What's also interesting is, when you really look at and do analysis of the factors that kind of go into the mix of why do people develop strokes. We have patient-related factors and then you have device-related factors, and then you have implantation-related factors, and all of that, right? So when you zone in on some of the device-related factors, like, I mean, is it the DRT or is it the peri-device leak? All of that. What you would notice is that it's a significantly higher incidence of peri-device leaks in patients in the Watchman arm, right? When you look at the the numbers, they're actually pretty fascinating and relatively revealing because what you would notice is as we have presented this data in last year's TCT, the number of patients who had complete closure of the appendage, like zero leak, were significantly higher in the Amulet arm than it was in the Watchman, 63% versus 46%. When you follow these patients long enough, at 12 months you will notice that the number of patients in the Watchman arm actually that had a complete closure improved significantly, right? So it's 63% versus 53%. That means the Watchman 2.5 version device took a much longer time to settle in, to endothelialize, to really accomplish a zero leak. But when you really use the cutoffs of five millimetres or maybe more, like, three millimetres, or anything more than three millimetres nowadays, is considered as a reasonably large leak that we need to be paying attention to. So in those circumstances, I suggest that the number of patients who actually had a leak more than three millimetres was significantly higher in the Watchman arm, right? 22% versus 10%. That's a pretty, pretty big number. So as the standards for accepting what is considered to be an acceptable leak continues to trend down, Amulet really plays out really well because of its design. And the dual-mechanism closure device definitely offers a lot more options, in some of these very wide, and large, and relatively difficult anatomies that are oftentimes hard to close with the help from Watchman device.
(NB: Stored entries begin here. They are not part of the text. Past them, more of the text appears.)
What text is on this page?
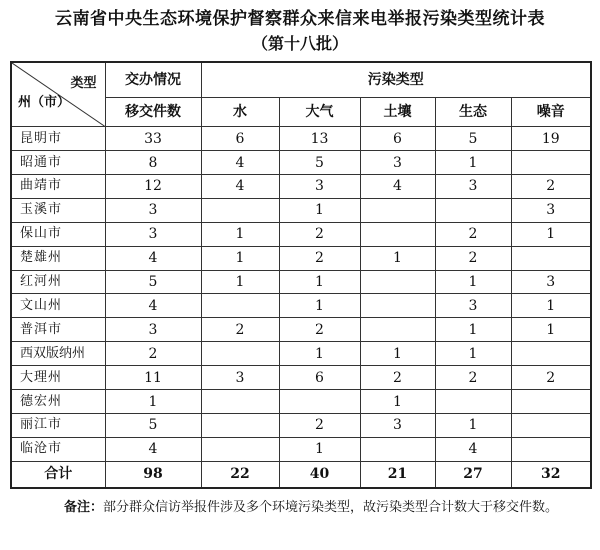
云南省中央生态环境保护督察群众来信来电举报污染类型统计表
（第十八批）
类型
州（市）	交办情况	污染类型				
	移交件数	水	大气	土壤	生态	噪音
昆明市	33	6	13	6	5	19
昭通市	8	4	5	3	1	
曲靖市	12	4	3	4	3	2
玉溪市	3		1			3
保山市	3	1	2		2	1
楚雄州	4	1	2	1	2	
红河州	5	1	1		1	3
文山州	4		1		3	1
普洱市	3	2	2		1	1
西双版纳州	2		1	1	1	
大理州	11	3	6	2	2	2
德宏州	1			1		
丽江市	5		2	3	1	
临沧市	4		1		4	
合计	98	22	40	21	27	32
备注：部分群众信访举报件涉及多个环境污染类型，故污染类型合计数大于移交件数。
Where are the gaps in knowledge, and how can further research improve this?

So, I say this trial continues to offer amazing insights into improving the design of these closure devices, and perhaps we should still continue to work on minimising the risk of leak. And we should also continue to work on minimising the risk of device-related thrombus. So there are a lot of amazing clinical trials that are coming up that I think are going to fill some of these gaps that the current technologies are able to offer. And be able to really push the envelope in making left atrial appendage closure much more efficient, much more safer. And in our efforts to really reduce the risk of systemic thromboembolism in patients who have atrial fibrillation. So that's kind of the, the meat and bones of this trial.